Toxicology: Preclinical safety data: Non-clinical data reveal no special hazards for humans based on conventional studies of safety pharmacology, acute toxicity, repeated dose toxicity, and toxicity to reproduction. In 3 months studies, evidence of liver toxicity, including elevated enzymes and morphologic alterations, was observed in both rats and monkeys at doses 4 to 6-fold higher than the anticipated clinical therapeutic exposure. In vitro and in vivo genotoxicity studies with anidulafungin provided no evidence of genotoxic potential. Long-term studies in animals have not been conducted to evaluate the carcinogenic potential of anidulafungin.
Administration of anidulafungin to rats did not indicate any effects on reproduction, including male and female fertility.

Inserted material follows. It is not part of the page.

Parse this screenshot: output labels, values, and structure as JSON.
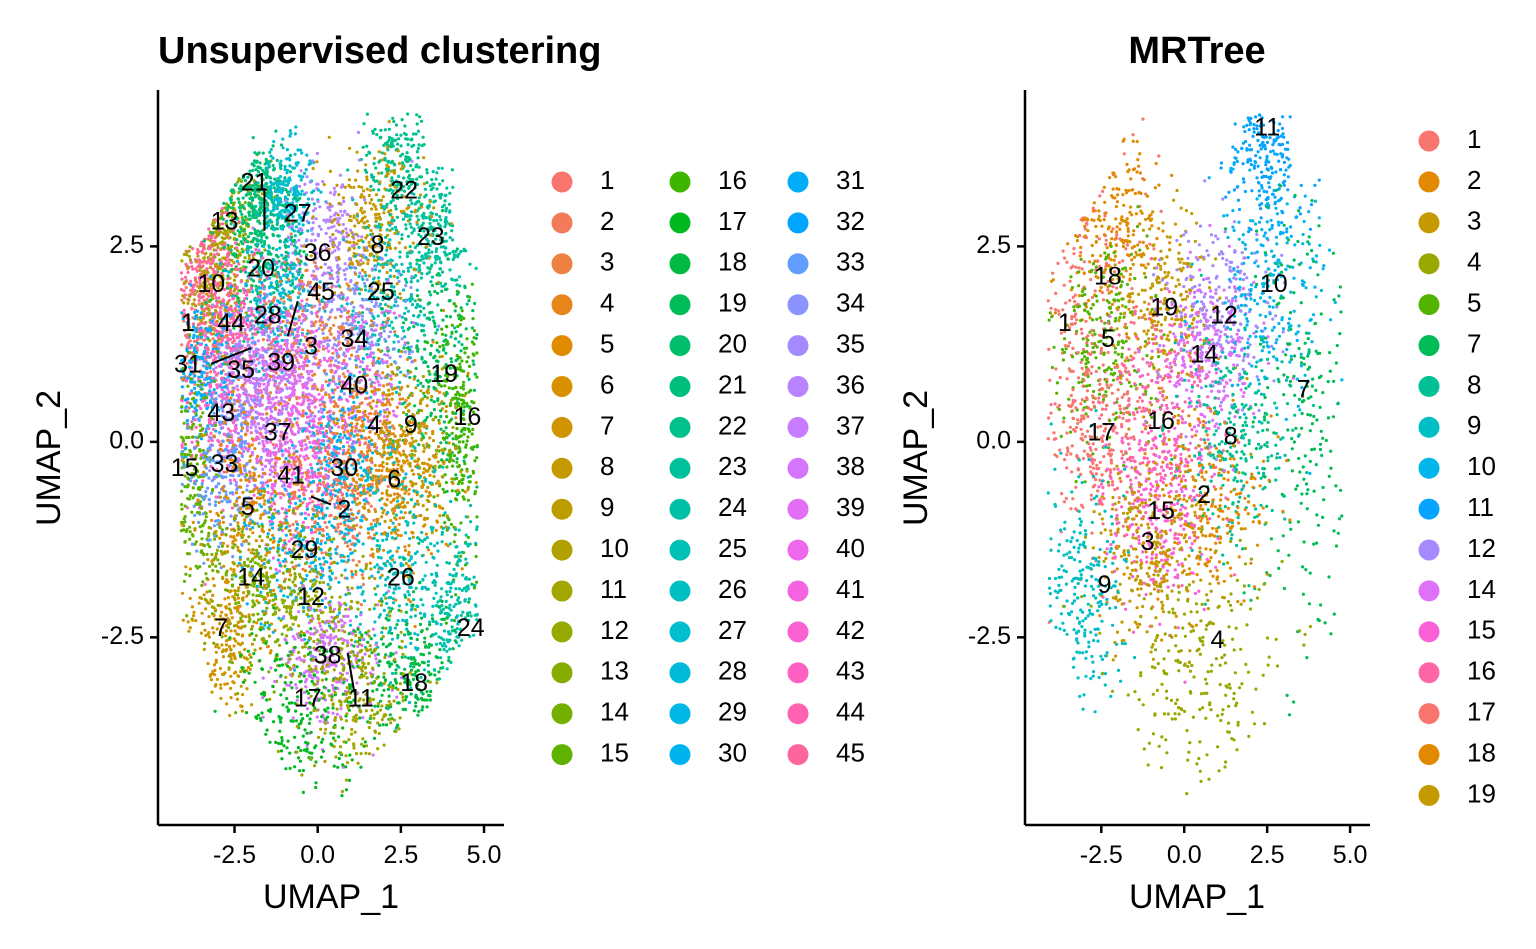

Anidulafungin crossed the placental barrier in rats and was detected in fetal plasma. The potential risk to the human fetus is unknown.
Anidulafungin was found in the milk of lactating rats. It is not known whether anidulafungin is excreted in human milk.
Anidulafungin did not produce any drug-related development toxicity in rats at the highest dose of 20 mg/kg/day, a dose equivalent to 2 times the proposed therapeutic maintenance dose of 100 mg on the basis of relative body surface area. Developmental effects observed in rabbits (slightly reduced fetal weights) occurred in the high dose group, a dose that also produced maternal toxicity.